El pianista ubetense Jerónimo Maesso y la artista Ouka Leele, unidos por la improvisación

Jerónimo Maesso y Ouka Leele en la puerta de la galería./
Jerónimo Maesso y Ouka Leele en la puerta de la galería.

Protagonizan 'Hay que jugar al vacío', propuesta de música y pintura improvisadas

ALBERTO ROMÁNÚbeda

El compositor y pianista ubetense Jerónimo Maesso y la artista multidisciplinar Ouka Leele (Bárbara Allende) han alineado sus talentos con la intención de inventar arte en directo, invocando a sus respectivas musas en una misma sala para crear algo único e irrepetible. 'Hay que jugar al vacío' es el nombre con el que se presenta esta propuesta de improvisación con música y pintura que tuvo una primera sesión el pasado viernes y que, dado el éxito, se repetirá el próximo en la galería de arte La Ley de Snell situada en el madrileño barrio de Malasaña.
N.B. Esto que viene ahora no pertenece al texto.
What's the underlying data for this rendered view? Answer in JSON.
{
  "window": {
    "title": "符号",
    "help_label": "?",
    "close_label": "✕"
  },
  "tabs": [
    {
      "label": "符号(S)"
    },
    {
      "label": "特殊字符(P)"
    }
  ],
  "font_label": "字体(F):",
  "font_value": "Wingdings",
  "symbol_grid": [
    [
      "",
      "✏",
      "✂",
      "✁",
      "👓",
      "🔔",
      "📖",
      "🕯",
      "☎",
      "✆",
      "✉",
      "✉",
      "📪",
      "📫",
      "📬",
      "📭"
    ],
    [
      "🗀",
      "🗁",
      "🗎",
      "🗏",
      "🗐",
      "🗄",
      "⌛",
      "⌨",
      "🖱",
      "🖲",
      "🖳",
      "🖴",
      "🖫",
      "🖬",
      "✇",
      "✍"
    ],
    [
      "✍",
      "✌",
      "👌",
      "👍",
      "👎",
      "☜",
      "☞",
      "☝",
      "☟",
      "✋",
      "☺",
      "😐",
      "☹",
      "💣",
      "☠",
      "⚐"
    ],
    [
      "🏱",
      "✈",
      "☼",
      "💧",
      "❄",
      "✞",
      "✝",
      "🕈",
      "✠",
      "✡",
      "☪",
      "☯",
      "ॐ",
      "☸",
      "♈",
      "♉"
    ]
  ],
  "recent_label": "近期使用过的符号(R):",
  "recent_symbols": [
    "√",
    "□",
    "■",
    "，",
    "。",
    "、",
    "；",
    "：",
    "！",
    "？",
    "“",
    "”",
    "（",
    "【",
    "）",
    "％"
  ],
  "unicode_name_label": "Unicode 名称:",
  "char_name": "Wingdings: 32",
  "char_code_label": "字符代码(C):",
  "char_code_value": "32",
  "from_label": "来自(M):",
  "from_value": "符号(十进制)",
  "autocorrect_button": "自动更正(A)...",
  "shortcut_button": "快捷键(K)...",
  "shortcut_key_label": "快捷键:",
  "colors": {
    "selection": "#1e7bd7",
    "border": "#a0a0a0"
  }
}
Lo de improvisar no es nada nuevo para el músico ubetense, a quien se le considera un maestro de la improvisación absoluta. En torno a ello giran sus propuestas escénicas más allá de haber sido autor de música para ballet, cine, televisión, radio o publicidad. La madrileña Ouka Leele tampoco se queda atrás en lo de crear sobre la marcha, en un momento y lugar determinados, dejando fluir libremente sus dotes como pintora, poetisa o fotógrafa. Y ello después de haber sido una de las protagonistas de la movida madrileña, destacando por sus características fotografías en blanco y negro pintadas a mano con acuarela, o de haber conseguido el Premio Nacional de Fotografía en 2005.

Ambos se lanzan al vacío en esta propuesta conjunta, un espectáculo de improvisación donde la música y la pintura se retroalimentan e inspiran, haciendo al público cómplice y testigo de excepción de ese fluir de ambas artes. Jerónimo Maesso convierte el silencio en música y Ouka Leele transforma el blanco en luz y color. Se trata de buscar lo extraordinario sin métodos predeterminados, haciendo aflorar las emociones al piano o sobre el fondo blanco como si ocurriera por primera vez.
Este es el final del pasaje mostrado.